Kira-kira waktu itu umurku baru 4 atau 5 tahun aku pindah rumah, itu kata Bapakku. Kami sekeluarga pindah dari Kp. Medan Satria ke Kp. Rawa Bambu Sawah. Mengapa disebut sawah? karena memang dearah tersebut sebagian besar masih berupa persawahan. Sawah-sawah tersebut merupakan peninggalan engkong aku (bahasa Betawi:Kakek) dari emankku.

Samar-samar aku masih ingat, waktu itu rumahku samping dan belakangnya masih berupa sawah. Tetanggaku waktu itu hanya beberapa rumah saja. Seperti Rumah Kong Dulloh, H. Saiyan, Baba Rozak yang kebetulah masih ada family dengan  engkong aku serta rumah Engkong Jeret yang berada persis di tengah sawah.  Sebenarnya ada juga persis di sisi kiri rumahku tetangga baru, namun rumahnya masih belum selesai di Bangun.

Rumahku boleh dibilang cukup sehat dan asri , karena selain disekelilingnya banyak tumbuh tanaman.  Aku masih ingat di depan rumah ada pohon Akasia, Manggah, Kelapa Kuning, 2 pohon Jambu Air, Jambu Biji, Jambu Bol, pohon Melinjo. Ada juga pohon, Pisang, Tebu, Palem, Bunga Kacapiring, serta tanaman bunga lainya. Dan yang takkala menariknya, depan rumah aku ada empang atau kolom ikan.

Di samping kanan hanya berupa tanah kosong yang katanya seh tanah mama hj. Aroh yang tak lain adalah kakak ibu aku. Sisi kiri ada rumah yang baru dibangun, menurut bapakku itu rumah Pak Soegiman pegawai Bank exim Indonesia. Di bagian belakang ada 2 buah pohon jambu air, 5 pohon nangka, pohon akasia, 3 buah pohon kelapa ijo, beberapa pohon pisang dan 1 kolom ikan.

Namun yang paling menyenangkan buat aku adalah tepat di depan rumah mengalir kali irigasi yang airnya bening. Kata orang-orang tua kali tersebut merupakan kali buatan untuk memecah aliran kali Bagasasi/Bekasi agar airnya tidak lekas ke laut. Akan tetapi yang pasti fungsinya adalah untuk pengairan sawah. Bukan hanya itu, ternyata kali tersebut sangatpenting buat kegaiatan sehari-hari masyarakat yang berada disekitar pinggir kali. Aku biasa mandi di kali, bahklan orang tuaku dan saudara-saudaraku lebih senang mandi di kali daripada di sumur.

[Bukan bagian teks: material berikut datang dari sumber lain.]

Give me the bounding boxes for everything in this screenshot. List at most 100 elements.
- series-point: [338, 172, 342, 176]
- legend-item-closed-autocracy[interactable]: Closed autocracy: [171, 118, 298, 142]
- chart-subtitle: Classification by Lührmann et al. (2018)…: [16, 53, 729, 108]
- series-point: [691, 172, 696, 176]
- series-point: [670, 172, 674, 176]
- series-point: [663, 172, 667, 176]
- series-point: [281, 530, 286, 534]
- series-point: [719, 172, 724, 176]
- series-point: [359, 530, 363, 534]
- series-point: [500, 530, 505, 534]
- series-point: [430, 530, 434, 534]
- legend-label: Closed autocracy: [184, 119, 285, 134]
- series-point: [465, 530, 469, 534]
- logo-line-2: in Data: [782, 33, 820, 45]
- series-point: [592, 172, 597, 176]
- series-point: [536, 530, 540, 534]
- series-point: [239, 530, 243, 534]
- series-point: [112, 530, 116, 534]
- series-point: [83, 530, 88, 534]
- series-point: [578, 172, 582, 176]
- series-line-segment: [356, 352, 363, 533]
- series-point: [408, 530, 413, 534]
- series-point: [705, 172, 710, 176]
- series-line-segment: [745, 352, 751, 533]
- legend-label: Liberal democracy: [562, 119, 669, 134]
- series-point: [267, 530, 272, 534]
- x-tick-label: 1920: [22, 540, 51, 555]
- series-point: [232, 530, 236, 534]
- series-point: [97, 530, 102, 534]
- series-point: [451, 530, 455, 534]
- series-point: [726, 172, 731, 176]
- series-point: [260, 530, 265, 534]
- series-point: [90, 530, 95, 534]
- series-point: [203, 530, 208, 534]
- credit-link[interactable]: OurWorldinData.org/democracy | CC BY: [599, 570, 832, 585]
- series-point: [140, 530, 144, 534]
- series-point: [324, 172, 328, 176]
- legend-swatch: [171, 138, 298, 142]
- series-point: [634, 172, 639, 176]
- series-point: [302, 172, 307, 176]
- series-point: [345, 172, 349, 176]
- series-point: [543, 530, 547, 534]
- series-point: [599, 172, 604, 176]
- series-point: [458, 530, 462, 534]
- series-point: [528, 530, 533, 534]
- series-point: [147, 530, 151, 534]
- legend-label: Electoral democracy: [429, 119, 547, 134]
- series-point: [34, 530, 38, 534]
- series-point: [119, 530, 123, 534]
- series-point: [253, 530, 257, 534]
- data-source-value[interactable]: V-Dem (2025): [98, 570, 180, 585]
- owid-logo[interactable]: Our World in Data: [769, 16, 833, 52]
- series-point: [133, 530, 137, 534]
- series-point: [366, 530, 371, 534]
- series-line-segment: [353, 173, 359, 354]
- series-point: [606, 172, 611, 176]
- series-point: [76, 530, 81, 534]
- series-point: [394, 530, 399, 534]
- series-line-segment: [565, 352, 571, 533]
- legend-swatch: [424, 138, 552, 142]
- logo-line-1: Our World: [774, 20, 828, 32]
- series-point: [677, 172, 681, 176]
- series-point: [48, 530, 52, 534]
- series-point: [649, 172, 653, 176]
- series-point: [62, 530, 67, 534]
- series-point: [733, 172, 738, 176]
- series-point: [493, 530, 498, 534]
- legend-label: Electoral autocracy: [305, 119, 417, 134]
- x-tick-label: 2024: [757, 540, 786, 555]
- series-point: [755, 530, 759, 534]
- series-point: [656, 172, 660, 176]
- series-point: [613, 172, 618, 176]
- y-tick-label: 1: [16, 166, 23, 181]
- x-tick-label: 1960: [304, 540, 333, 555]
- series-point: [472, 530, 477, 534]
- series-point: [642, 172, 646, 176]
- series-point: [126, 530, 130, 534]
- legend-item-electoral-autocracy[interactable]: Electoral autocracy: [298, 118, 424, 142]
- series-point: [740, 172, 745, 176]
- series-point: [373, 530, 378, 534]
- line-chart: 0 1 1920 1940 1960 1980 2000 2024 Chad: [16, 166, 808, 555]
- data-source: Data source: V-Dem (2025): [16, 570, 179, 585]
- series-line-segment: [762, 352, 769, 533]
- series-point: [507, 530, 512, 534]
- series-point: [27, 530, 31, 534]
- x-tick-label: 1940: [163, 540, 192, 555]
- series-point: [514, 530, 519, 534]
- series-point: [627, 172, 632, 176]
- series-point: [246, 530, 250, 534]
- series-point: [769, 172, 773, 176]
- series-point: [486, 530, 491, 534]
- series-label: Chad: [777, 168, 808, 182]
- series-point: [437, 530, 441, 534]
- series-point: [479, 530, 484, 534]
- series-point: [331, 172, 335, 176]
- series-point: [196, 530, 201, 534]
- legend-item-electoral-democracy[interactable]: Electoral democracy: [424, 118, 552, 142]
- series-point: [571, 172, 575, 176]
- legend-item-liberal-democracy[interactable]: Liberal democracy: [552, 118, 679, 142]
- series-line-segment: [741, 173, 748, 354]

Tapi yang pasti, ketika aku pindah aku langsung suka dengat wilayahnya karena ruang aku bermain cukup luas, tidak seperti di medan satria yang sangat terbatas sebab depan rumah kami sudah jalan raya Bekasi. dan belakang sudah banyak pabrik-pabrik yang bermunculan.